When Serene Wee, President of SRL (Society for Reading and Literacy) invited me to be the Guest Speaker for their 25th year anniversary to be held at the National Library, I immediately said yes. I remember her telling me about this non-governmental-organization that is held together primarily by their common love and passion for the written word. And it was truly a privilege (and such a joy) to be speaking in front of a group of like-minded individuals.
The gathering was held at the 16th floor (called the HUB) of the National Library (NLB).
Given the fact that this month is F1 season in Singapore, we can hear the exciting vrooooms of the racing cars as they whiz past each other from up above where we have nearly a 360-view of nearly the entire city.
So yes, we saw some of the drag racers as you can glean from some of the photos that my husband took.
But of course, it did not distract us from the real purpose of the evening’s festivities – which is to celebrate the very long lifespan (25 years is a great deal!) of this wonderful society.
I also found out during the brief presentation given by one of the members of SRL that they have several Interest Groups to their name. They have WISH or Women for English Literacy program intended as an adult literacy programme that provides service to women in Singapore. They also have Wordwrights which caters to writers of children’s books – whether you are a newbie or a long-time published book author. The Storytellers circle meet at least once a month to share stories and resources with the general goal of reviving the art of storytelling in Singapore. Please click here to know more about The Society for Reading and Literacy. From last night’s meeting, I sensed that this was a heart-felt endeavour that reaches out to the hearts of the young and old alike to promote reading and literacy – a programme that is more than worthy of anyone’s time, attention, and resources.
Here are some of the photos taken by my husband during his talk:
After a welcome address by Serene, current President of the Society and a presentation of the highlights of yesteryears, we had dinner, a toast, then my talk which was entitled: Choosing Books that Challenge – My Personal Journeys as a Reader.
As I told the group of around 30 or so people during the first part of my talk, I never experienced such pleasure in creating a set of powerpoint slides for an official/unofficial gathering. I essentially recollected books I’ve read as a toddler, as a tweener, and heaven-forbid the book skeletons in my closet when I was a teenager – then moving on to my university years and young adult stage – until finally I became a mother and the search for picture books that challenge began. Hahaha. So yes, it was truly a fun and animated 45-minute talk.
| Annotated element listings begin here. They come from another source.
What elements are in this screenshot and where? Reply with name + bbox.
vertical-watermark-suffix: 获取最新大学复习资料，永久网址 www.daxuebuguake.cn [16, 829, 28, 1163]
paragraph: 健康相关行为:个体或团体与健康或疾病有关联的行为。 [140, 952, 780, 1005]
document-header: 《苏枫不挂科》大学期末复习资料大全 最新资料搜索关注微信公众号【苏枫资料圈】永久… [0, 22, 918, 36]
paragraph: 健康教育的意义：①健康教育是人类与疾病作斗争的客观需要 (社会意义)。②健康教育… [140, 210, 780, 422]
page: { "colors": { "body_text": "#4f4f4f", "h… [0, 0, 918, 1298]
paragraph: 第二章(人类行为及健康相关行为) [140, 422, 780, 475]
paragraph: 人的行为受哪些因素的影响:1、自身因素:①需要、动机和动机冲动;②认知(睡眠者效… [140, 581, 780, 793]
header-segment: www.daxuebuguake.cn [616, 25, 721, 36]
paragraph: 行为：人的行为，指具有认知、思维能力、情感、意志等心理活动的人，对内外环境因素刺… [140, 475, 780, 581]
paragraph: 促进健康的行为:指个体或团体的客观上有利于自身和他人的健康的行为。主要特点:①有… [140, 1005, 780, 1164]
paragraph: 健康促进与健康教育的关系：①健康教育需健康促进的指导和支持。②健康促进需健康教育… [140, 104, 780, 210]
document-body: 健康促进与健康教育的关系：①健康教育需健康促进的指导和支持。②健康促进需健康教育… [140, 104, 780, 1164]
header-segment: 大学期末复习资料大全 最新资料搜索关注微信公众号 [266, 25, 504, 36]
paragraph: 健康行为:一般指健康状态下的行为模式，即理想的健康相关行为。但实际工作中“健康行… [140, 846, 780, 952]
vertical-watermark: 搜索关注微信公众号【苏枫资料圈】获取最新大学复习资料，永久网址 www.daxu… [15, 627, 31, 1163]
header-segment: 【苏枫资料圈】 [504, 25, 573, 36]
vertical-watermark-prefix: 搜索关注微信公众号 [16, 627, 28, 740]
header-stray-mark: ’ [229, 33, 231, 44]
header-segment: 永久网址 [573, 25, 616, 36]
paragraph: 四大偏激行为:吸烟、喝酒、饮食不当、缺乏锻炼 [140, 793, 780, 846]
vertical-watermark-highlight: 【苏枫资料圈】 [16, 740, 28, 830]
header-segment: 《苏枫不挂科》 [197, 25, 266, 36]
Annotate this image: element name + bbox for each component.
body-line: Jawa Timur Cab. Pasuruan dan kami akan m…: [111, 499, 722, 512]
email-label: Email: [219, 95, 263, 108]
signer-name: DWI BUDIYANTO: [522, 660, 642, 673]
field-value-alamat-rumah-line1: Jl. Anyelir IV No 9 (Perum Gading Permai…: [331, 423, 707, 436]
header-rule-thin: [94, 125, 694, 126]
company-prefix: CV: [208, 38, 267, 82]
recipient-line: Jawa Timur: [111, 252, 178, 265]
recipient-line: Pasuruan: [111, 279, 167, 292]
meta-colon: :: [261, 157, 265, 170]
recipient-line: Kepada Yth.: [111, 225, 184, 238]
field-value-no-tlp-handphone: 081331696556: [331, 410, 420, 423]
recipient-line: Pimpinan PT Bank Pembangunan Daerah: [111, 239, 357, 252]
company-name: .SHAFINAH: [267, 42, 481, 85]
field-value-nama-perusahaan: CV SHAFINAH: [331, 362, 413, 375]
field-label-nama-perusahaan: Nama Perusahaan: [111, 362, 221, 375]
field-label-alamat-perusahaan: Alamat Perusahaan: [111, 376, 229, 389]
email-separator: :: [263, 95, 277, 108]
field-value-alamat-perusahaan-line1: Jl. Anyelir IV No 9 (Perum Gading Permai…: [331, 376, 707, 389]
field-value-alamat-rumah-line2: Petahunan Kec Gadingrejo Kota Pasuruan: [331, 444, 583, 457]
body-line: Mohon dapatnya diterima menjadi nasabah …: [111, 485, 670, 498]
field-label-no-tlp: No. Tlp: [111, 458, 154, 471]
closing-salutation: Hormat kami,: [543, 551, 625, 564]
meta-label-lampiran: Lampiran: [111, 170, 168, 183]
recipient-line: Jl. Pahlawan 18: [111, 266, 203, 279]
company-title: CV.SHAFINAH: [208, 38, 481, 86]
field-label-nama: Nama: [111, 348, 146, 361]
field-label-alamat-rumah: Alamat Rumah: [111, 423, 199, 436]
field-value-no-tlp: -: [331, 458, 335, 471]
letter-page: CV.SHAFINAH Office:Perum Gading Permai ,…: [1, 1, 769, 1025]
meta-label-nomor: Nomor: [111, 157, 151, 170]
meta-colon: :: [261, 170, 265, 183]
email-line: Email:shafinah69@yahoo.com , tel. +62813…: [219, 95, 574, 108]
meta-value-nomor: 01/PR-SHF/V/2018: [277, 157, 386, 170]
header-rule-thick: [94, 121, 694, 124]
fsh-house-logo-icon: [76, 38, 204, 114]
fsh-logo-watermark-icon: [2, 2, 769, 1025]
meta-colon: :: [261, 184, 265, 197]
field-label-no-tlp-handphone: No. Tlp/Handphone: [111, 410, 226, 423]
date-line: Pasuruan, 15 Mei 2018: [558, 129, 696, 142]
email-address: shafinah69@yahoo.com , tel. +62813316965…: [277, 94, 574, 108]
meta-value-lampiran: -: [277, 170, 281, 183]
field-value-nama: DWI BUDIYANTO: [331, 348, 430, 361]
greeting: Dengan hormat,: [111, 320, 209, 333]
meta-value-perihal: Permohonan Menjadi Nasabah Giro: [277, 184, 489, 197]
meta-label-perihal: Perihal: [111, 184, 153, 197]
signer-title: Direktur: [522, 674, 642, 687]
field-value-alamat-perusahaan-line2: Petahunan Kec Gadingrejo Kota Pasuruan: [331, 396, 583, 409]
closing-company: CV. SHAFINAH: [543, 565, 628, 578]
My husband, as always, was with me thru-out the entire celebration, although he felt distinctly uncomfortable seeing that he was only one of the three or four men inside the room (and he was wondering aloud why there were only a few male attendees or members, for that matter – calling all renaissance men! You are most welcome to join the Society). As per usual, he documented the proceedings, and many thanks for these video clips and for standing in as the unofficial “photographer” during the festivities. They must have sensed you have a very good eye. Haha. My 8 year old daughter played a very crucial role as well. I brought along around 12 books to showcase as part of my “elements of what to look for in picture books” in my talk. They were meant to be illustrative of certain points that I was raising throughout the discussion and she was responsible for holding the books up and showing them to rest of the audience. I brought Graeme Base’s Eleventh Hour; Neil Gaiman and Dave Mc Kean’s Wolves in the Walls; Jon Sciezka and Lane Smith’s Stinky Cheese Man and Squids will be Squids; Shaun Tan’s The Arrival – among others.
Video snippets of my talk will be forthcoming (something wrong with youtube).
After my talk, there was animated story telling by two lovely individuals whose names I missed out on all the flower-and-gift giving and packing away of equipment. But my daughter and I were riveted. It was truly food for the soul.The first story teller – the cadence and the rhythm of her voice demonstrate how a storyteller weaves magic through words.
The second story teller even included lovely music interwoven as part of the entire storyline. Very beautiful.